Algérie – l’Indépendance inachevée : entretien avec Mahmoud Senadji

Mahmoud Senadji
Mahmoud Senadji

Entretien (mise à jour et revu le 7 décembre 2021) exclusif d’Intégrale avec Mahmoud SENADJI, observateur politique et ancien professeur à l’Ecole supérieur des Beaux-Arts d’Alger.

 

 

Intégrale : Comment expliquez-vous qu’un peuple qui a payé le plus lourd tribut dans sa guerre de libération et régulièrement cité comme exemple dans l’histoire de la décolonisation scande haut et fort, une nouvelle fois, qu’il veut son indépendance ?

Mahmoud SENADJI : En clamant, le 5 juillet 2019 à Alger, ce mantra : « le Peuple veut l’Indépendance », les Algériens manifestent, depuis ce jour-là, contre l’occupation de leur pays. Y-a-t-il une différence de nature entre la première colonisation et la seconde ? Aucune ! La seule différence, nous sommes passés d’une colonisation extérieure à une colonisation intérieure.

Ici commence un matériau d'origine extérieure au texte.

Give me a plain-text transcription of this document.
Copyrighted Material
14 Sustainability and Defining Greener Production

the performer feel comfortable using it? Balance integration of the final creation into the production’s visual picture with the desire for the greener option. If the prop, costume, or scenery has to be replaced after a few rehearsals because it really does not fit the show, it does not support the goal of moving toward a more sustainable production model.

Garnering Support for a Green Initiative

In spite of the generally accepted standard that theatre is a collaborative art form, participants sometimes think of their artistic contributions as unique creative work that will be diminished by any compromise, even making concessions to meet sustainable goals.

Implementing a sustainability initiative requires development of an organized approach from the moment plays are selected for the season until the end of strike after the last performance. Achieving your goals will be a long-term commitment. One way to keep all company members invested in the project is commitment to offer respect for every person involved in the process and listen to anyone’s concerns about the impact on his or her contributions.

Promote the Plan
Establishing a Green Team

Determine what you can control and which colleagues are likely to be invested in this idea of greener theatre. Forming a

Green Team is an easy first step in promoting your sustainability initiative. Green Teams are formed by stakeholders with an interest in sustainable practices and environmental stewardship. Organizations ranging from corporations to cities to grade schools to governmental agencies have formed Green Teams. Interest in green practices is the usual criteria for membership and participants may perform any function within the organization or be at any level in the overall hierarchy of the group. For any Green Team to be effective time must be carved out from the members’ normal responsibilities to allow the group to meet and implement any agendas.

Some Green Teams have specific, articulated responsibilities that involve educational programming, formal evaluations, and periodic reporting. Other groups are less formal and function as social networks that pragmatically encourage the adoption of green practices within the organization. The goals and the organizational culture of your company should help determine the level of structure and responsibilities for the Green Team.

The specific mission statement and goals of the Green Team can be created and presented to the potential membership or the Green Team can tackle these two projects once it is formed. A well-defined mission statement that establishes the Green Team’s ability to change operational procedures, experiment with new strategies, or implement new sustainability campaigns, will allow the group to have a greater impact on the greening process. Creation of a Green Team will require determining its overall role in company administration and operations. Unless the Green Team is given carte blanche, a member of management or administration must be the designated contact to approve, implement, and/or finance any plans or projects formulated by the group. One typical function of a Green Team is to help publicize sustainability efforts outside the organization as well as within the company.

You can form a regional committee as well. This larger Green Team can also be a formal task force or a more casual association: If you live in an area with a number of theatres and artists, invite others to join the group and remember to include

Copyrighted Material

Lors de la première, nous avions la relation colon- indigène et dans l’actuelle Militaire-civil.

Culture coloniale et culture militaire

Intégrale : Il semble qu’en Algérie, à la culture coloniale s’est substituée la culture militaire. Qu’est-ce que ces deux cultures ont en commun ?

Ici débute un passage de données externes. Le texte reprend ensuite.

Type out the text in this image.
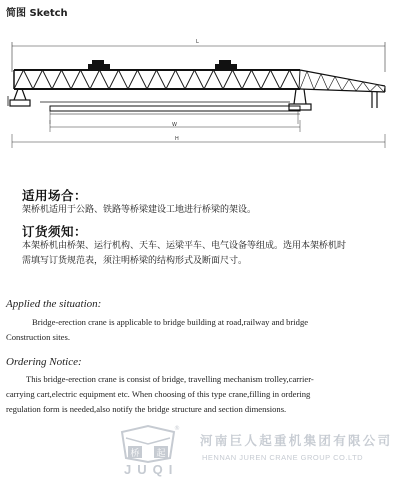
简图 Sketch
L
W
H
适用场合：
架桥机适用于公路、铁路等桥梁建设工地进行桥梁的架设。
订货须知：
本架桥机由桥架、运行机构、天车、运梁平车、电气设备等组成。选用本架桥机时
需填写订货规范表，须注明桥梁的结构形式及断面尺寸。
Applied the situation:
Bridge-erection crane is applicable to bridge building at road,railway and bridge
Construction sites.
Ordering Notice:
This bridge-erection crane is consist of bridge, travelling mechanism trolley,carrier-
carrying cart,electric equipment etc. When choosing of this type crane,filling in ordering
regulation form is needed,also notify the bridge structure and section dimensions.
桥 起
®
JUQI
河南巨人起重机集团有限公司
HENNAN JUREN CRANE GROUP CO.LTD
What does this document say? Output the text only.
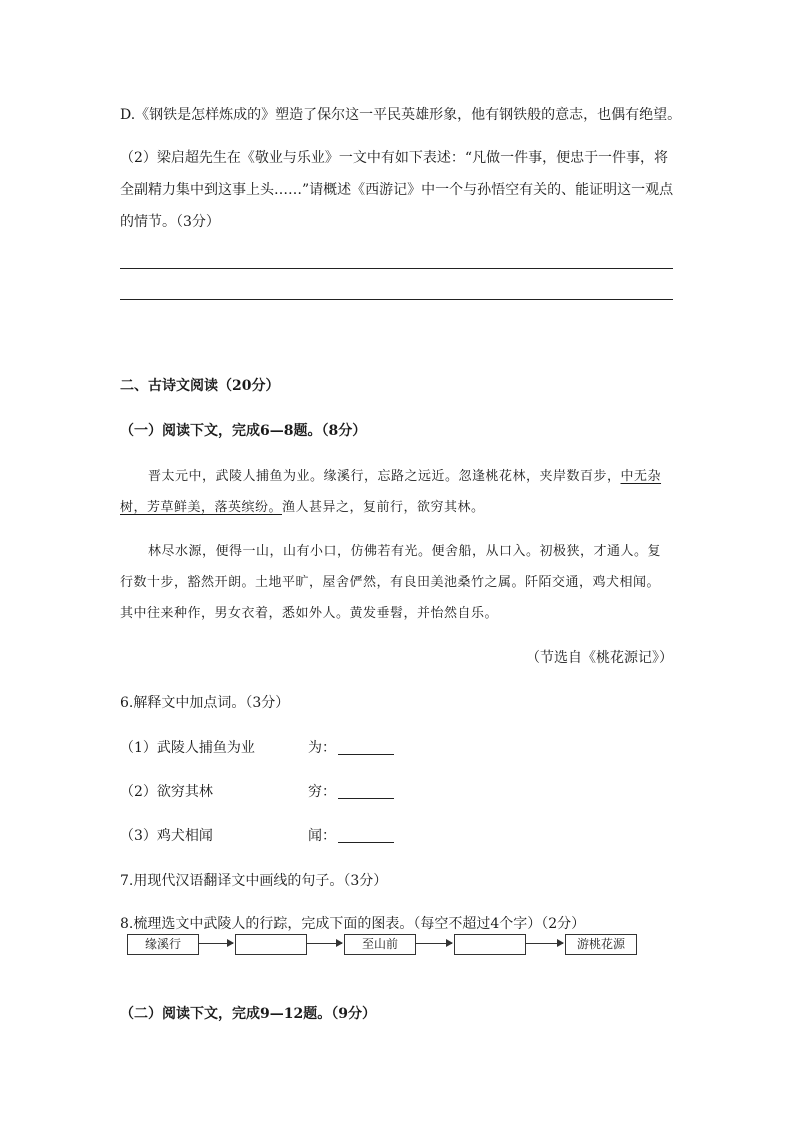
D.《钢铁是怎样炼成的》塑造了保尔这一平民英雄形象，他有钢铁般的意志，也偶有绝望。
（2）梁启超先生在《敬业与乐业》一文中有如下表述：“凡做一件事，便忠于一件事，将
全副精力集中到这事上头……”请概述《西游记》中一个与孙悟空有关的、能证明这一观点
的情节。（3分）
二、古诗文阅读（20分）
（一）阅读下文，完成6—8题。（8分）
晋太元中，武陵人捕鱼为业。缘溪行，忘路之远近。忽逢桃花林，夹岸数百步，中无杂
树，芳草鲜美，落英缤纷。渔人甚异之，复前行，欲穷其林。
林尽水源，便得一山，山有小口，仿佛若有光。便舍船，从口入。初极狭，才通人。复
行数十步，豁然开朗。土地平旷，屋舍俨然，有良田美池桑竹之属。阡陌交通，鸡犬相闻。
其中往来种作，男女衣着，悉如外人。黄发垂髫，并怡然自乐。
（节选自《桃花源记》）
6.解释文中加点词。（3分）
（1）武陵人捕鱼为业	为：
（2）欲穷其林	穷：
（3）鸡犬相闻	闻：
7.用现代汉语翻译文中画线的句子。（3分）
8.梳理选文中武陵人的行踪，完成下面的图表。（每空不超过4个字）（2分）
缘溪行	至山前	游桃花源
（二）阅读下文，完成9—12题。（9分）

Mahmoud SENADJI : Les deux se caractérisent par leur mépris du peuple. Une frontière métaphysique séparait le Colonat de l’Indigénat et sépare aujourd’hui l’Algérie des Galons de l’Algérie du Peuple.

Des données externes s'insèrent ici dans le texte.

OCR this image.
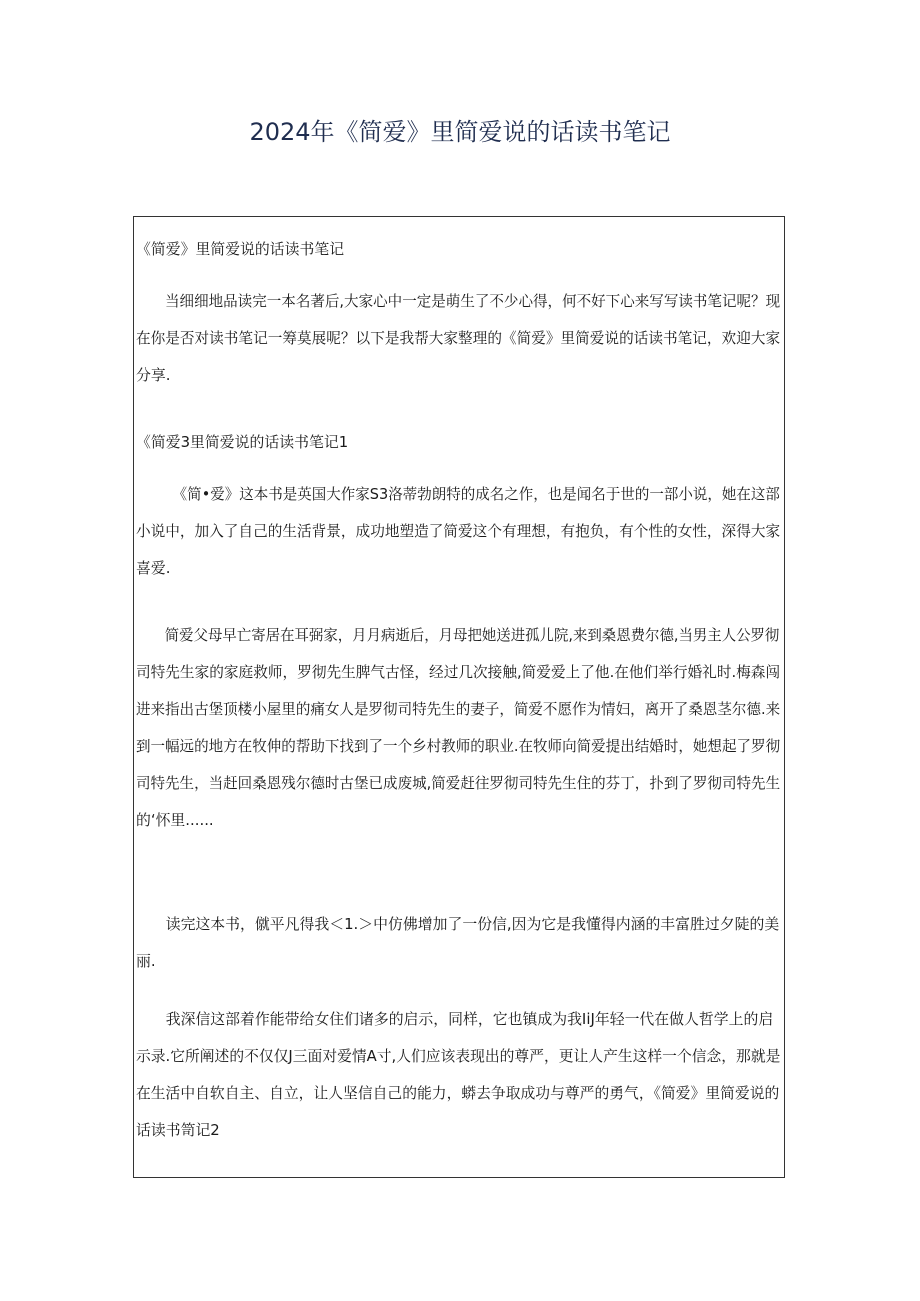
2024年《简爱》里简爱说的话读书笔记

《简爱》里简爱说的话读书笔记

当细细地品读完一本名著后,大家心中一定是萌生了不少心得，何不好下心来写写读书笔记呢？现
在你是否对读书笔记一筹莫展呢？以下是我帮大家整理的《简爱》里简爱说的话读书笔记，欢迎大家
分享.

《简爱3里简爱说的话读书笔记1

《简•爱》这本书是英国大作家S3洛蒂勃朗特的成名之作，也是闻名于世的一部小说，她在这部
小说中，加入了自己的生活背景，成功地塑造了简爱这个有理想，有抱负，有个性的女性，深得大家
喜爱.

简爱父母早亡寄居在耳弼家，月月病逝后，月母把她送进孤儿院,来到桑恩费尔德,当男主人公罗彻
司特先生家的家庭救师，罗彻先生脾气古怪，经过几次接触,简爱爱上了他.在他们举行婚礼时.梅森闯
进来指出古堡顶楼小屋里的痛女人是罗彻司特先生的妻子，简爱不愿作为情妇，离开了桑恩茎尔德.来
到一幅远的地方在牧伸的帮助下找到了一个乡村教师的职业.在牧师向简爱提出结婚时，她想起了罗彻
司特先生，当赶回桑恩残尔德时古堡已成废城,简爱赶往罗彻司特先生住的芬丁，扑到了罗彻司特先生
的‘怀里......

读完这本书，僦平凡得我＜1.＞中仿佛增加了一份信,因为它是我懂得内涵的丰富胜过夕陡的美
丽.

我深信这部着作能带给女住们诸多的启示，同样，它也镇成为我IiJ年轻一代在做人哲学上的启
示录.它所阐述的不仅仅J三面对爱情A寸,人们应该表现出的尊严，更让人产生这样一个信念，那就是
在生活中自软自主、自立，让人坚信自己的能力，蟒去争取成功与尊严的勇气，《简爱》里简爱说的
话读书笥记2
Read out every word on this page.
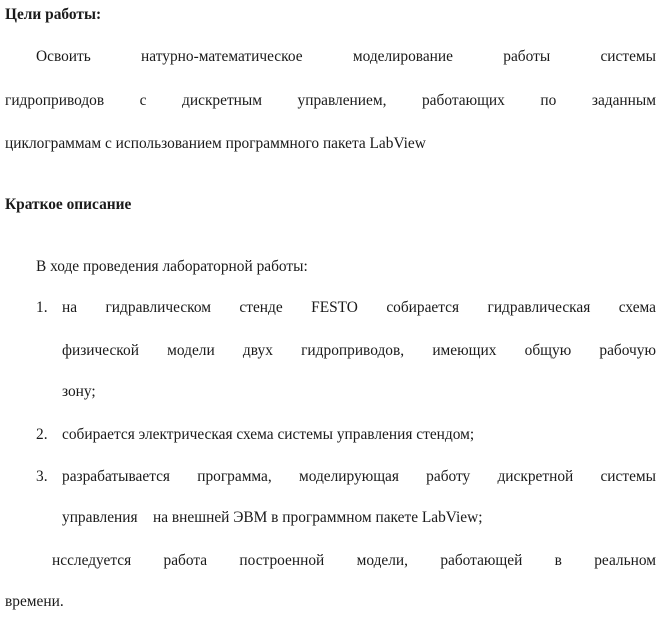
Цели работы:
Освоить натурно-математическое моделирование работы системы
гидроприводов с дискретным управлением, работающих по заданным
циклограммам с использованием программного пакета LabView
Краткое описание
В ходе проведения лабораторной работы:
1. на гидравлическом стенде FESTO собирается гидравлическая схема
физической модели двух гидроприводов, имеющих общую рабочую
зону;
2. собирается электрическая схема системы управления стендом;
3. разрабатывается программа, моделирующая работу дискретной системы
управления    на внешней ЭВМ в программном пакете LabView;
нсследуется работа построенной модели, работающей в реальном
времени.
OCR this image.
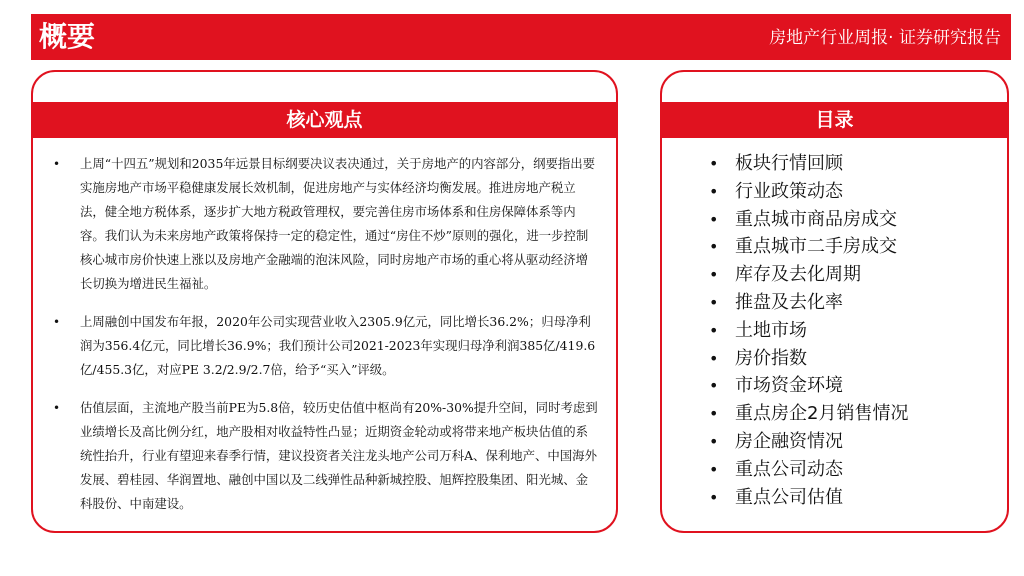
概要	房地产行业周报· 证券研究报告
核心观点
• 上周“十四五”规划和2035年远景目标纲要决议表决通过，关于房地产的内容部分，纲要指出要实施房地产市场平稳健康发展长效机制，促进房地产与实体经济均衡发展。推进房地产税立法，健全地方税体系，逐步扩大地方税政管理权，要完善住房市场体系和住房保障体系等内容。我们认为未来房地产政策将保持一定的稳定性，通过“房住不炒”原则的强化，进一步控制核心城市房价快速上涨以及房地产金融端的泡沫风险，同时房地产市场的重心将从驱动经济增长切换为增进民生福祉。
• 上周融创中国发布年报，2020年公司实现营业收入2305.9亿元，同比增长36.2%；归母净利润为356.4亿元，同比增长36.9%；我们预计公司2021-2023年实现归母净利润385亿/419.6亿/455.3亿，对应PE 3.2/2.9/2.7倍，给予“买入”评级。
• 估值层面，主流地产股当前PE为5.8倍，较历史估值中枢尚有20%-30%提升空间，同时考虑到业绩增长及高比例分红，地产股相对收益特性凸显；近期资金轮动或将带来地产板块估值的系统性抬升，行业有望迎来春季行情，建议投资者关注龙头地产公司万科A、保利地产、中国海外发展、碧桂园、华润置地、融创中国以及二线弹性品种新城控股、旭辉控股集团、阳光城、金科股份、中南建设。
目录
• 板块行情回顾
• 行业政策动态
• 重点城市商品房成交
• 重点城市二手房成交
• 库存及去化周期
• 推盘及去化率
• 土地市场
• 房价指数
• 市场资金环境
• 重点房企2月销售情况
• 房企融资情况
• 重点公司动态
• 重点公司估值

Les deux ne peuvent ni reconnaître ni admettre que l’Autre est leur semblable et se considèrent de nature supérieur ; les mots utilisés pour désigner les Algériens sont les bougnoules et les râteaux pour la culture coloniale et Al araya (les sans-rien) et Al klab (les chiens) pour la culture militaire.

Le langage Zoologique est prédominant et l’Autre fait partie d’une autre espèce. Ce qui les différencie : les colons ont aimé l’Algérie et l’ont bâtie alors que l’Armée des Généraux dilapide les richesses et sème la non-vie. L’indigène exige qu’il soit reconnu dans son humanité n’a pas cessé depuis la conquête de l’Algérie de résister et a fini par briser la situation coloniale dans la guerre de libération du 1er novembre.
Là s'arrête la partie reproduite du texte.